You simply tell the crawler:
- Which S3 path to scan
- Which database in the Data Catalog to use
- (Optional) How often it should run
This step removes the painful manual work of maintaining schemas yourself.
Transforming Data with Glue Jobs

Before writing any transformation code, it helps to understand what type of data you might be dealing with in S3. In real-world pipelines, S3 often contains:
Structured and semi-structured formats
- CSV exports
- JSON from APIs or event streams
- Parquet/ORC files from previous ETL steps
Log formats
- CloudTrail logs
- ALB/NLB logs
- Application logs
Compressed files
.gz,.zip,.bz2,.snappy
Partitioned datasets
year=2024/month=01/day=05/
The good news: Glue Jobs (powered by Apache Spark) can read most of these directly.

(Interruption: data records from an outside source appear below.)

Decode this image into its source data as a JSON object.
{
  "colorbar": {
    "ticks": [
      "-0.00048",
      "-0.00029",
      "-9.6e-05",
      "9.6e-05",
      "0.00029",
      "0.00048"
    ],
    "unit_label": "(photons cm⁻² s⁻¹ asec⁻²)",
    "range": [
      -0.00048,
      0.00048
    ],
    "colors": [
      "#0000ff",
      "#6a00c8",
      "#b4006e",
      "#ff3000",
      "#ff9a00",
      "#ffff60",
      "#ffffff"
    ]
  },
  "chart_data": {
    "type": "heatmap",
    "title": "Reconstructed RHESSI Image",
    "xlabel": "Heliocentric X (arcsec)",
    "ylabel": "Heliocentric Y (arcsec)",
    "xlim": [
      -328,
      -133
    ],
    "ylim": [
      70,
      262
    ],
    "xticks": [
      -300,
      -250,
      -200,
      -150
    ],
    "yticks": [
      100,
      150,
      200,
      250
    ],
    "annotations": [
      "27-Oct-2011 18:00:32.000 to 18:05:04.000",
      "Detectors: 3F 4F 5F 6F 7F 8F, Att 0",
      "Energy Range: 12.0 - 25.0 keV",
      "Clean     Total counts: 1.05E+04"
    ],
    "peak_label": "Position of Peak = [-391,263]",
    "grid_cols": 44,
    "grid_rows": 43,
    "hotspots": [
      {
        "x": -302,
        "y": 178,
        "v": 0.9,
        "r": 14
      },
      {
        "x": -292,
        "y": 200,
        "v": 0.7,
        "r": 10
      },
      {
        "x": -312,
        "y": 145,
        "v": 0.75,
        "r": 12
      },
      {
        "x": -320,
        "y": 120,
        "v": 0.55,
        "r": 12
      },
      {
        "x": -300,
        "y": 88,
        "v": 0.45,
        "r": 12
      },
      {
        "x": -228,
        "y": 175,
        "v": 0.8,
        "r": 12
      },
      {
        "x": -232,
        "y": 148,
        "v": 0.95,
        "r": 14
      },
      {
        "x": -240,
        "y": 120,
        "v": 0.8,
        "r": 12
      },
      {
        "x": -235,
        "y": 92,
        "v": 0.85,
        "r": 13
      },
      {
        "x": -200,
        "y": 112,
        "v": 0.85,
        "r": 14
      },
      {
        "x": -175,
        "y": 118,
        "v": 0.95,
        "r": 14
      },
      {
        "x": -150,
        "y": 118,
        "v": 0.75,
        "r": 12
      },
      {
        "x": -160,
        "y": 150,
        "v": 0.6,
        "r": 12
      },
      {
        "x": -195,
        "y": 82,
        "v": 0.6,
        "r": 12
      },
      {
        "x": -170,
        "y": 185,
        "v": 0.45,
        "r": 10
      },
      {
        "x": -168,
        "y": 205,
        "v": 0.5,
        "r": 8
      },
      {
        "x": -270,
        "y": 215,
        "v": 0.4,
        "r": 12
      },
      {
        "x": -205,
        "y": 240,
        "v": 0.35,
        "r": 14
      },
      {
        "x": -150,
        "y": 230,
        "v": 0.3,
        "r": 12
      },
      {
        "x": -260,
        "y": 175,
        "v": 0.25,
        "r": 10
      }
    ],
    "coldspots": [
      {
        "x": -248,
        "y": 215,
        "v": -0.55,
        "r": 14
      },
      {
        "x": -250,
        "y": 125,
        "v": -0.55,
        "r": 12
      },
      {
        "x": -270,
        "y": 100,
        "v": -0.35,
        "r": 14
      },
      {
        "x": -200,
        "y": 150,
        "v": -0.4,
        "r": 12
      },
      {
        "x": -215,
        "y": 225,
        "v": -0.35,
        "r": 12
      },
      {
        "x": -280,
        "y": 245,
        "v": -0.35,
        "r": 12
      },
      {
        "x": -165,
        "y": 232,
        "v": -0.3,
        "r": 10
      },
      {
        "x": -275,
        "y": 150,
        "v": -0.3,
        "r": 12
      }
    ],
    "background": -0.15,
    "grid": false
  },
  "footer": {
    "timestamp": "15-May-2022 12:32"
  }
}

Enable Job Bookmarks (very important for incremental ETL)
Job Bookmarks help Glue keep track of which files have already been processed.
If you enable bookmarks, your job will only process new or changed files, preventing duplicated output and saving both time and cost.
This is extremely useful for daily/hourly pipelines where new data arrives continuously.
How Glue Jobs Handle ETL
Glue Jobs let you write your transformations in PySpark or using Glue DynamicFrames (better for evolving or messy schemas).
Common tasks include:
- renaming or cleaning up fields
- fixing inconsistent data types
- flattening nested JSON
- removing duplicates
- joining multiple datasets
- converting CSV/JSON → Parquet
- generating partition columns
Here’s a short example:
from awsglue.context import GlueContext
from pyspark.context import SparkContext
from pyspark.sql.functions import year
sc = SparkContext()
glue_context = GlueContext(sc)
spark = glue_context.spark_session
# Read raw data
df = spark.read.json("s3://my-bucket/raw/events/")
# Clean + enrich
df_clean = (
df.dropDuplicates()
.withColumnRenamed("id", "event_id")
.withColumn("year", year("timestamp"))
)
# Write processed data
df_clean.write.partitionBy("year").parquet(
"s3://my-bucket/processed/events/"
)
Loading Data into Redshift, Databases, or Back to S3
After transforming data, you can deliver it downstream depending on your needs.
Load to Amazon Redshift
- Use COPY from S3 for high-performance bulk loading
- Or use Glue’s Redshift connector for smaller or incremental updates
Just remember to choose good sort keys and distribution keys.
Load to Other Databases
Glue can write to:
- MySQL / PostgreSQL / SQL Server (via RDS)
- Oracle
- Any JDBC endpoint
Useful for feeding operational systems or serving API layers.
Write Back to S3
Many data lake or lakehouse architectures prefer this:
- Write Parquet files
- Partition them properly
- Query using Athena or Redshift Spectrum
It’s cheap, fast, and scalable.
Automating the ETL Flow with Glue Workflows
Glue Workflows allow you to chain steps into a full pipeline:
- crawl the raw data
- run a Glue Job
- run another job if needed
- send a notification when done
Workflows can run:
- on a schedule
- when new files appear in S3
- manually
This is ideal for recurring ETL pipelines (daily, hourly, etc.).

Final Thoughts
AWS Glue makes it surprisingly straightforward to build solid ETL pipelines without managing infrastructure. By combining S3, Crawlers, Glue Jobs, and Redshift, you can turn messy raw files into clean, analytics-ready datasets — all inside a managed, scalable environment.